Comme je le disais dans mon billet sur La guerre est une ruse, « Ce roman ne se veut pas un cours d’histoire, ni une dénonciation, ni une quelconque leçon de morale pour un camp ou pour l’autre. ». Avec Prémices de la chute, Frédéric Paulin va nous expliquer l’évolution de l’islamisme et le développement de l’extrémisme. Et il arrive à nous montrer les mécanismes, les situations, les raisons d’une façon tellement fluide et naturelle qu’on arrive à y comprendre quelque chose. Moi qui adore l’histoire contemporaine, il y a des choses que j’ai comprises, d’autres que je savais. D’ailleurs, à ce sujet, lisez Le Bibliothécaire de Larry Beinhart.

Outre ces personnages que l’on adore suivre, et envers qui on a beaucoup d’attachement, on y voit très nettement pointer une volonté de dire que beaucoup de gens étaient au courant, avaient en leur possession une partie des informations. Et que certains n’ont rien fait, n’y ont pas cru ou n’ont pas voulu agir. Ceci rend encore plus impressionnante la dernière partie, dédiée au 11 septembre qui s’avère émotionnellement forte, surtout pour les conséquences de ce l’auteur nous a montré avant.

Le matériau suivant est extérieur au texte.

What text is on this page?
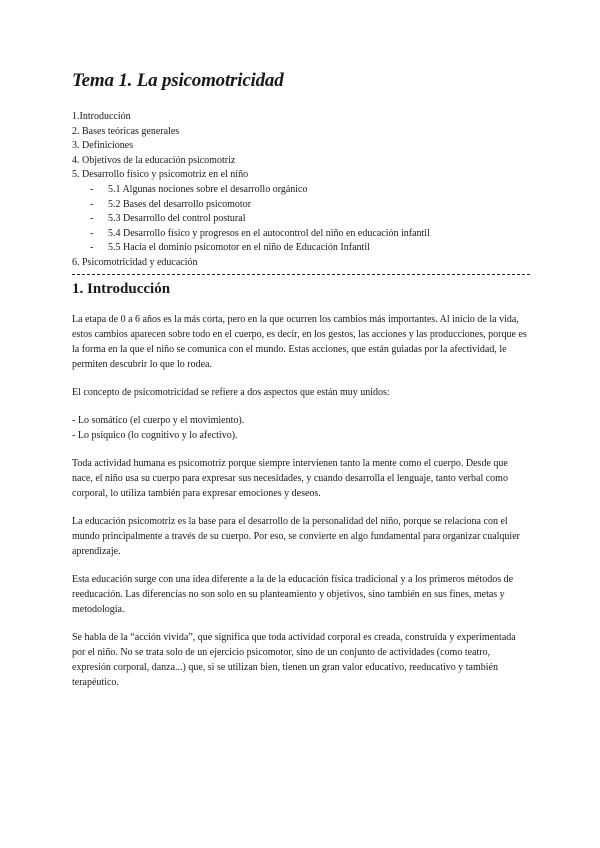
Tema 1. La psicomotricidad
1.Introducción
2. Bases teóricas generales
3. Definiciones
4. Objetivos de la educación psicomotriz
5. Desarrollo físico y psicomotriz en el niño
-	5.1 Algunas nociones sobre el desarrollo orgánico
-	5.2 Bases del desarrollo psicomotor
-	5.3 Desarrollo del control postural
-	5.4 Desarrollo físico y progresos en el autocontrol del niño en educación infantil
-	5.5 Hacia el dominio psicomotor en el niño de Educación Infantil
6. Psicomotricidad y educación
1. Introducción

La etapa de 0 a 6 años es la más corta, pero en la que ocurren los cambios más importantes. Al inicio de la vida, estos cambios aparecen sobre todo en el cuerpo, es decir, en los gestos, las acciones y las producciones, porque es la forma en la que el niño se comunica con el mundo. Estas acciones, que están guiadas por la afectividad, le permiten descubrir lo que lo rodea.

El concepto de psicomotricidad se refiere a dos aspectos que están muy unidos:

- Lo somático (el cuerpo y el movimiento).

- Lo psíquico (lo cognitivo y lo afectivo).

Toda actividad humana es psicomotriz porque siempre intervienen tanto la mente como el cuerpo. Desde que nace, el niño usa su cuerpo para expresar sus necesidades, y cuando desarrolla el lenguaje, tanto verbal como corporal, lo utiliza también para expresar emociones y deseos.

La educación psicomotriz es la base para el desarrollo de la personalidad del niño, porque se relaciona con el mundo principalmente a través de su cuerpo. Por eso, se convierte en algo fundamental para organizar cualquier aprendizaje.

Esta educación surge con una idea diferente a la de la educación física tradicional y a los primeros métodos de reeducación. Las diferencias no son solo en su planteamiento y objetivos, sino también en sus fines, metas y metodología.

Se habla de la “acción vivida”, que significa que toda actividad corporal es creada, construida y experimentada por el niño. No se trata solo de un ejercicio psicomotor, sino de un conjunto de actividades (como teatro, expresión corporal, danza...) que, si se utilizan bien, tienen un gran valor educativo, reeducativo y también terapéutico.
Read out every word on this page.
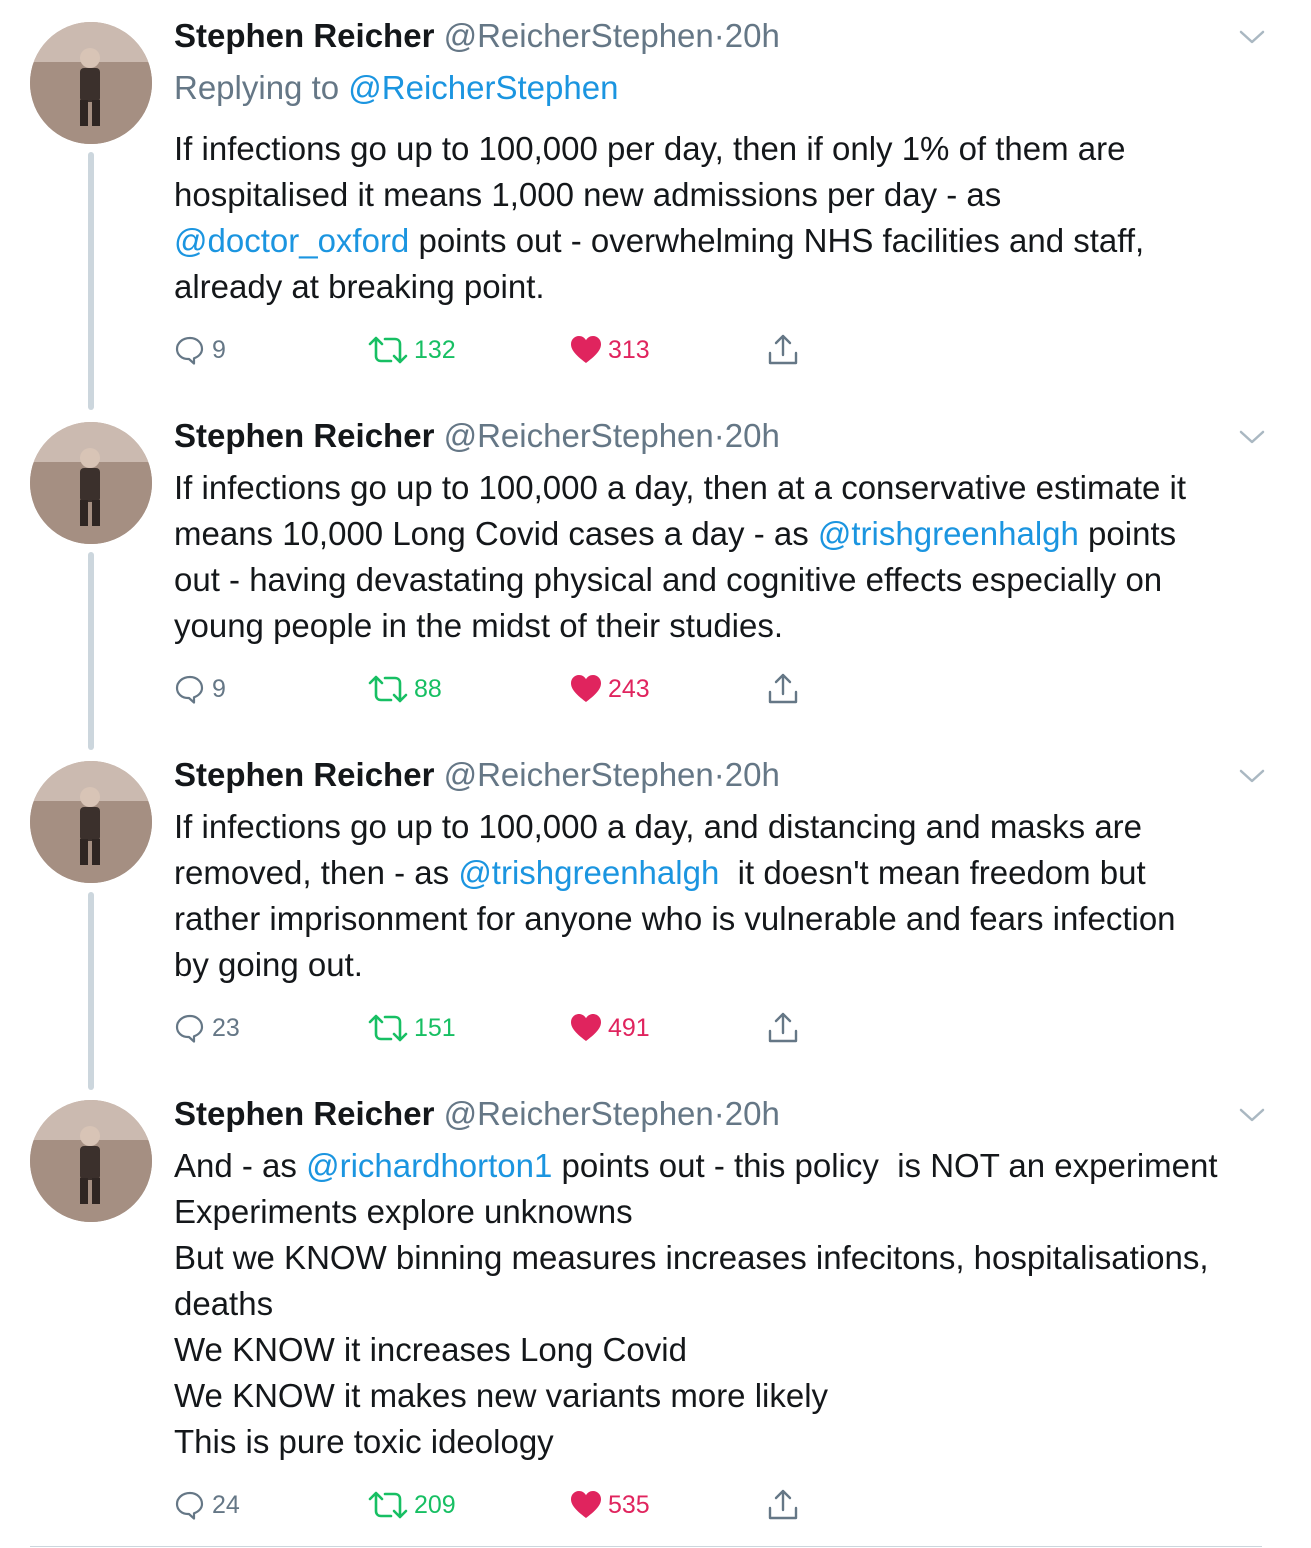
Stephen Reicher @ReicherStephen·20h
Replying to @ReicherStephen
If infections go up to 100,000 per day, then if only 1% of them are
hospitalised it means 1,000 new admissions per day - as
@doctor_oxford points out - overwhelming NHS facilities and staff,
already at breaking point.
9	132	313
Stephen Reicher @ReicherStephen·20h
If infections go up to 100,000 a day, then at a conservative estimate it
means 10,000 Long Covid cases a day - as @trishgreenhalgh points
out - having devastating physical and cognitive effects especially on
young people in the midst of their studies.
9	88	243
Stephen Reicher @ReicherStephen·20h
If infections go up to 100,000 a day, and distancing and masks are
removed, then - as @trishgreenhalgh  it doesn't mean freedom but
rather imprisonment for anyone who is vulnerable and fears infection
by going out.
23	151	491
Stephen Reicher @ReicherStephen·20h
And - as @richardhorton1 points out - this policy  is NOT an experiment
Experiments explore unknowns
But we KNOW binning measures increases infecitons, hospitalisations,
deaths
We KNOW it increases Long Covid
We KNOW it makes new variants more likely
This is pure toxic ideology
24	209	535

Indéniablement, ce deuxième tome répond aux attentes qu’il avait suscitées et répond surtout à beaucoup de questions que l’on peut se poser. Il y a au moins deux questions auxquelles on a d’ores et déjà les réponses :

1-     Frédéric Paulin est un formidable conteur

2-     Sa trilogie va compter dans la littérature contemporaine.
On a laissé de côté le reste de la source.